No caso da soja, não há um trabalho técnico preparado, mas o problema está mapeado no instituto. Caso os americanos cheguem a reduzir os subsídios ao algodão, poderão destinar o dinheiro para subsidiar outros produtos, como a soja.

"O travamento de Doha vai suscitar mais contenciosos, pelo menos os que estavam latentes", afirma Nassar, citando, contudo, que esses processos levam um tempo. Escritórios de advocacia em Genebra estão atentos, buscando casos no mundo.

O diretor de Relações Internacionais e Comércio Exterior da Fiesp, Roberto Gianetti da Fonseca, explica que o fracasso da rodada vai resultar no "ativismo bilateral e regional, que vai segmentar o mundo em uma teia de acordos e blocos, o que provocará uma série de conflitos de interesses e uma competição acirrada entre países". Levantamento da Fiesp cita ainda disputas potenciais no sistema da OMC para as áreas de café solúvel, de etanol e frango, mais ligadas, contudo, a acesso aos mercados americano e europeu.

Gianetti destaca que o País não deve continuar isolado no mundo e deve buscar os exemplos do Chile e do México, que montaram acordos com vários países. "Vamos também ser mais ativos na questão de contenciosos, ter coragem, com "C" maiúsculo, de enfrentar os poderosos na OMC, com demandas complexas, mas onde temos toda a razão", afirma ele.

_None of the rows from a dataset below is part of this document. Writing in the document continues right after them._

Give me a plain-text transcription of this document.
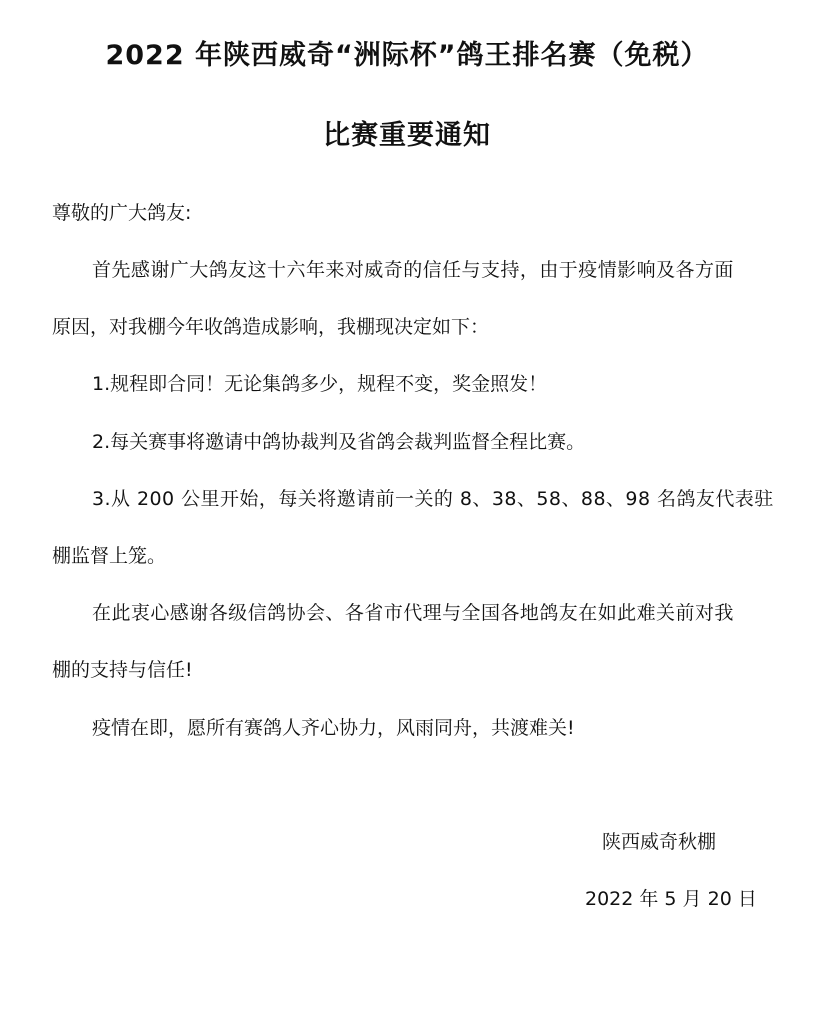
2022 年陕西威奇“洲际杯”鸽王排名赛（免税）
比赛重要通知
尊敬的广大鸽友:
首先感谢广大鸽友这十六年来对威奇的信任与支持，由于疫情影响及各方面
原因，对我棚今年收鸽造成影响，我棚现决定如下：
1.规程即合同！无论集鸽多少，规程不变，奖金照发！
2.每关赛事将邀请中鸽协裁判及省鸽会裁判监督全程比赛。
3.从 200 公里开始，每关将邀请前一关的 8、38、58、88、98 名鸽友代表驻
棚监督上笼。
在此衷心感谢各级信鸽协会、各省市代理与全国各地鸽友在如此难关前对我
棚的支持与信任!
疫情在即，愿所有赛鸽人齐心协力，风雨同舟，共渡难关!
陕西威奇秋棚
2022 年 5 月 20 日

De maneira simples, explicam os especialistas, a implementação das medidas do algodão, por exemplo, estavam sendo jogadas pelos americanos para dentro das negociações da Rodada de Doha, que foram travadas.

DEFESA

Além dos contenciosos via o órgão de controvérsias da OMC, crescerão as demandas de defesa comercial em paralelo ao avanço dos acordos bilaterais, indica o vice-presidente da Associação de Comércio Exterior do Brasil (AEB), José Augusto de Castro. Com as preferências concedidas nos acordo bilaterais, outros países poderão se sentir prejudicados. Isso não cria a necessidade de painel na OMC, mas envolve disputas diplomáticas.

Ainda em agosto, Brasil e China, por exemplo, chegaram a um acordo para limitar as importações de brinquedos chineses até 2010, depois de duras negociações. "A receptividade foi boa, embora os chineses sejam difíceis em todas as negociações", divulgou, na época, o Ministério do Desenvolvimento, Indústria e Comércio Exterior (MDIC).

Segundo a Fiesp, 14 setores cogitam instrumentos de defesa contra a China, em salvaguardas ou antidumping: acessórios de couro, aparelhos de iluminação, autopeças, cabos de aço, calçados, cerâmica e louça, escovas, máquinas, material hospitalar, obras em vidro, óculos, pedivela de bicicleta, porcas e parafusos e pneus.